Raw carrier data frequently contains inconsistent geographic codes, mixed case SCACs, or non-standard weight units. Normalization must occur before schema validation to guarantee deterministic downstream joins.

  1. Geographic Standardization: Convert city/state combinations to 5-digit ZIP codes using a maintained postal reference table. Reject partial or ambiguous locations.
  2. Weight Tier Alignment: Convert all weight values to pounds. Enforce ascending order and validate that the final tier uses max_weight=None to represent open-ended capacity.
  3. Composite Key Generation: Create a deterministic primary key using f"{carrier_scac}_{origin_zip}_{destination_zip}_{effective_date.isoformat()}". This key enables idempotent upserts and prevents duplicate ingestion during contract renewals.

Accessorial charges, detention fees, and TONU rates must be explicitly excluded from this stage. Those elements belong to Accessorial Charge Taxonomy Mapping and should be parsed into separate normalized tables to maintain audit traceability.
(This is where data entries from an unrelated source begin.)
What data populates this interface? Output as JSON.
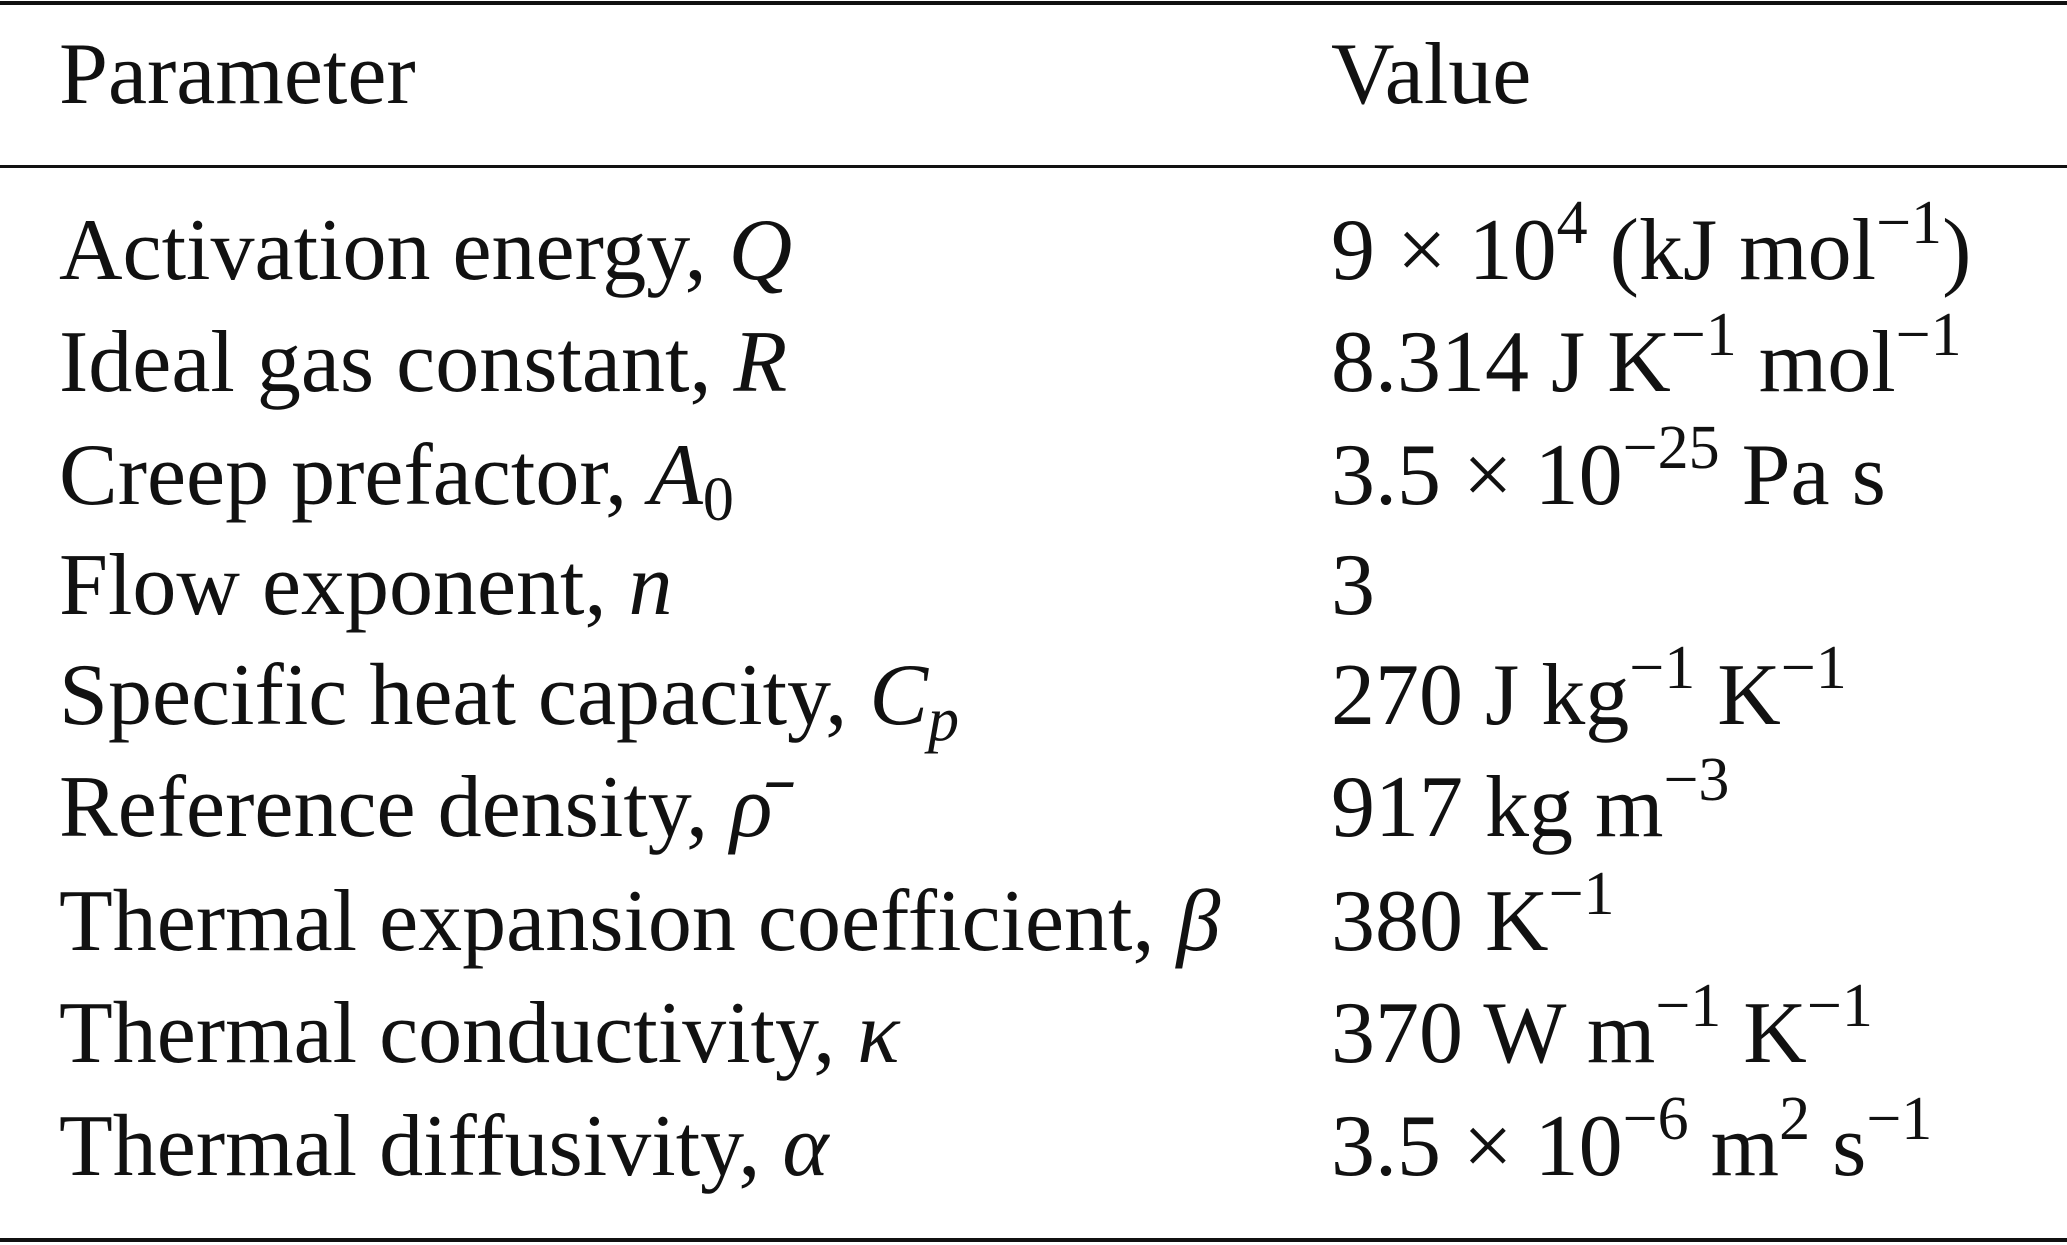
{
  "header": {
    "parameter": "Parameter",
    "value": "Value"
  },
  "rows": [
    {
      "name": "Activation energy, ",
      "symbol": [
        {
          "t": "Q"
        }
      ],
      "value": [
        {
          "t": "9 × 10"
        },
        {
          "t": "4",
          "sup": true
        },
        {
          "t": " (kJ mol"
        },
        {
          "t": "−1",
          "sup": true
        },
        {
          "t": ")"
        }
      ]
    },
    {
      "name": "Ideal gas constant, ",
      "symbol": [
        {
          "t": "R"
        }
      ],
      "value": [
        {
          "t": "8.314 J K"
        },
        {
          "t": "−1",
          "sup": true
        },
        {
          "t": " mol"
        },
        {
          "t": "−1",
          "sup": true
        }
      ]
    },
    {
      "name": "Creep prefactor, ",
      "symbol": [
        {
          "t": "A"
        },
        {
          "t": "0",
          "sub": true,
          "upright": true
        }
      ],
      "value": [
        {
          "t": "3.5 × 10"
        },
        {
          "t": "−25",
          "sup": true
        },
        {
          "t": " Pa s"
        }
      ]
    },
    {
      "name": "Flow exponent, ",
      "symbol": [
        {
          "t": "n"
        }
      ],
      "value": [
        {
          "t": "3"
        }
      ]
    },
    {
      "name": "Specific heat capacity, ",
      "symbol": [
        {
          "t": "C"
        },
        {
          "t": "p",
          "sub": true
        }
      ],
      "value": [
        {
          "t": "270 J kg"
        },
        {
          "t": "−1",
          "sup": true
        },
        {
          "t": " K"
        },
        {
          "t": "−1",
          "sup": true
        }
      ]
    },
    {
      "name": "Reference density, ",
      "symbol": [
        {
          "t": "ρ̄"
        }
      ],
      "value": [
        {
          "t": "917 kg m"
        },
        {
          "t": "−3",
          "sup": true
        }
      ]
    },
    {
      "name": "Thermal expansion coefficient, ",
      "symbol": [
        {
          "t": "β"
        }
      ],
      "value": [
        {
          "t": "380 K"
        },
        {
          "t": "−1",
          "sup": true
        }
      ]
    },
    {
      "name": "Thermal conductivity, ",
      "symbol": [
        {
          "t": "κ"
        }
      ],
      "value": [
        {
          "t": "370 W m"
        },
        {
          "t": "−1",
          "sup": true
        },
        {
          "t": " K"
        },
        {
          "t": "−1",
          "sup": true
        }
      ]
    },
    {
      "name": "Thermal diffusivity, ",
      "symbol": [
        {
          "t": "α"
        }
      ],
      "value": [
        {
          "t": "3.5 × 10"
        },
        {
          "t": "−6",
          "sup": true
        },
        {
          "t": " m"
        },
        {
          "t": "2",
          "sup": true
        },
        {
          "t": " s"
        },
        {
          "t": "−1",
          "sup": true
        }
      ]
    }
  ]
}
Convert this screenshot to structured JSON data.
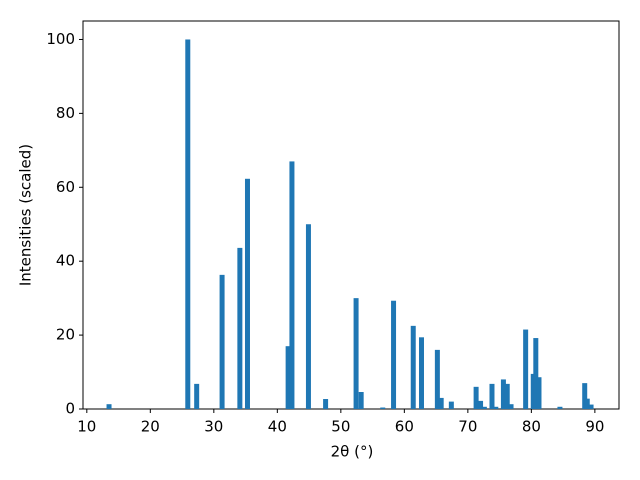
{
  "chart_data": {
    "type": "bar",
    "xlabel": "2θ (°)",
    "ylabel": "Intensities (scaled)",
    "x": [
      13.5,
      25.9,
      27.3,
      31.3,
      34.1,
      35.3,
      41.7,
      42.3,
      44.9,
      47.6,
      52.4,
      53.2,
      56.6,
      58.3,
      61.4,
      62.7,
      65.2,
      65.8,
      67.4,
      71.3,
      72.0,
      72.6,
      73.8,
      74.4,
      75.6,
      76.2,
      76.8,
      79.1,
      80.3,
      80.7,
      81.2,
      84.5,
      88.4,
      88.8,
      89.4
    ],
    "values": [
      1.3,
      100,
      6.8,
      36.3,
      43.6,
      62.3,
      17,
      67,
      50,
      2.7,
      30,
      4.6,
      0.4,
      29.3,
      22.5,
      19.4,
      16,
      3,
      2,
      6,
      2.2,
      0.6,
      6.8,
      0.6,
      8,
      6.8,
      1.3,
      21.5,
      9.5,
      19.2,
      8.6,
      0.6,
      7,
      2.8,
      1.2
    ],
    "color": "#1f77b4",
    "xlim": [
      9.4,
      93.8
    ],
    "xticks": [
      10,
      20,
      30,
      40,
      50,
      60,
      70,
      80,
      90
    ],
    "ylim": [
      0,
      105
    ],
    "yticks": [
      0,
      20,
      40,
      60,
      80,
      100
    ]
  }
}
Step 4: Error Handling & Operational Resilience

Production extraction pipelines must fail gracefully, log deterministically, and preserve raw inputs for forensic analysis. Implement the following error-handling strategies:

  • Structured Logging: Emit JSON-formatted logs at INFO, WARN, and ERROR levels. Include carrier_scac, source_file_hash, and record_index in every log entry for traceability.
  • Transient Failure Retries: Wrap network calls or database lookups in exponential backoff with jitter. Limit retries to 3 attempts before escalating to DLQ.
  • Schema Violation Routing: When ValidationError occurs, capture the raw row, attach the Pydantic error context, and publish to a Kafka topic or S3 DLQ prefix. Do not halt batch processing for isolated row failures.
  • Idempotent Writes: Use UPSERT operations keyed on the composite lane key. Include a processed_at timestamp to track pipeline execution windows.
import hashlib
from pydantic import ValidationError
from typing import Iterator

def extract_and_normalize(raw_records: Iterator[dict]) -> Iterator[FTLBaseRate]:
    for idx, record in enumerate(raw_records):
        try:
            normalized = FTLBaseRate(**record)
            yield normalized
        except ValidationError as e:
            logger.error(
                "Schema validation failed",
                extra={
                    "record_index": idx,
                    "carrier_scac": record.get("carrier_scac", "UNKNOWN"),
                    "validation_errors": e.errors()
                }
            )
            # Route to DLQ implementation here
            continue
        except Exception as e:
            logger.critical("Unrecoverable extraction error", exc_info=True)
            raise

Step 5: Output Generation & Downstream Handoff

Upon successful extraction and normalization, write the dataset to a version-controlled Parquet partition. Partition by carrier_scac and effective_date to optimize downstream query performance. Include a metadata manifest containing:

  • Pipeline execution ID
  • Source file checksums
  • Record counts (total, valid, rejected)
  • Schema version identifier

The output dataset is immediately available to validation engines for threshold checking, historical variance analysis, and compliance reporting. By maintaining strict stage boundaries, FTL base rate extraction ensures that downstream audit logic operates on clean, type-safe, and versioned pricing data. This separation of concerns prevents validation rules from leaking into parsing logic and guarantees reproducible audit trails across contract lifecycles.